Marketing tends to get a bad reputation, because bad marketing leads us to imagine spam emails in our inbox trying to sell us cheaper Viagra, or the idea of a pushy salesman trying to get us to buy his product or service.
But marketing is a very powerful and necessary element of commerce. And, like it or not, you are part of the economy of software development and release.
Consider, this very article. Why am I writing this article? I am writing this article primarily with the motivation of it being a good opportunity to market myself. But, notice the way in which I am doing it. I am providing value to you and through that value I am hopefully increasing the stock you hold in my abilities or services. If I don’t provide you value, but simply say “I’m the best” or “hire me” I’m not doing a very good job of marketing myself and you are much more likely to just ignore me. (In fact, doing something like this is likely to have the very opposite effect.)
The point is, there is a huge value in providing other people value and doing it in a way that gets your name out there and builds your own credibility.
This doesn’t mean that you have to be self-employed or run your own business. (Although, it is certainly arguable that it is extremely important in that case.) As an employee, you’ll find that learning some good marketing skills will increase your value and worth to your organization and will often lead to increased opportunity and promotions.
I’ve spent quite a bit of time developing marketing plans for software developer careers and coaching software developers on marketing themselves. In that time, I’ve learned a few basics that I will share with you here.
Once you’ve established your brand, you’ll want to carefully craft and control the message you are putting out through that brand.

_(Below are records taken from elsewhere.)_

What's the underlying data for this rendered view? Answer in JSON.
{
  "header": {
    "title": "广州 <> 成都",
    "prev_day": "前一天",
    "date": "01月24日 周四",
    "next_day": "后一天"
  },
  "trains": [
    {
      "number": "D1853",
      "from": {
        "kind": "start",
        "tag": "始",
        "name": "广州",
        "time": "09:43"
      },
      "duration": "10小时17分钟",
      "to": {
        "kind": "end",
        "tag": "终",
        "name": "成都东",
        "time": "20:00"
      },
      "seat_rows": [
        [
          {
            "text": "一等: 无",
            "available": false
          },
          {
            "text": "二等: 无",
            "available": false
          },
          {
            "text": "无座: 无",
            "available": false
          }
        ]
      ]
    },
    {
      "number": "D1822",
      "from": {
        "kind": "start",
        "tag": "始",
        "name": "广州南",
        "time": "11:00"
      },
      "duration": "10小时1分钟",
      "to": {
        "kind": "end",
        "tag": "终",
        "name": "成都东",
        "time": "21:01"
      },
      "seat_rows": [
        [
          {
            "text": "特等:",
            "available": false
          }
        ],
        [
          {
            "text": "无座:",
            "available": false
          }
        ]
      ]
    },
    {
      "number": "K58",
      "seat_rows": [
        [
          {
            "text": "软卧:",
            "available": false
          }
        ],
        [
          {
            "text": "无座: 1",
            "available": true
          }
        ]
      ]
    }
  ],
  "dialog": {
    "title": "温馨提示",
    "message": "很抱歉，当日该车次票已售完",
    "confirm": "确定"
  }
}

If you want to position yourself as an expert in C++ pointers, you should probably have some kind of home base or blog that you can use to project your message. A book, magazine article or conference appearance can also easily fill this role. I utilize many mediums to promote my brand, including: blogs; YouTube videos; podcasts; magazine articles; books and more. Whatever mediums you choose, you need to provide a clear and consistent message about the value that you offer.
These two concepts are the core to marketing yourself. First develop a brand, then use various mediums to promote that brand by offering a consistent and clear message. But, in order to get someone to pay attention to you and listen to what you have to say, you need to be providing them value. We’ve already talked about this part, but I want to drive home the difference between shameless self-promotion and marketing yourself through providing real value to others. One will make you look like an arrogant tactless person, and the other will build a solid reputation.
Strive toward continuous improvement
If you want make that transition from merely good to great, it will do you well to consider these areas I’ve presented in this article. First, by starting out and evaluating your own path to success and what is making you the most successful. (Do more of it.) And secondly by focusing on three key areas that have a big potential impact on your career: problem solving, rapid learning, and marketing yourself.
But, perhaps most importantly, you have to subscribe to the idea of continuous improvement. Nothing in life is static, certainly not technology or our careers. We have to take an active role in constantly evaluating where we are now and were we want to be if we want to constantly improve.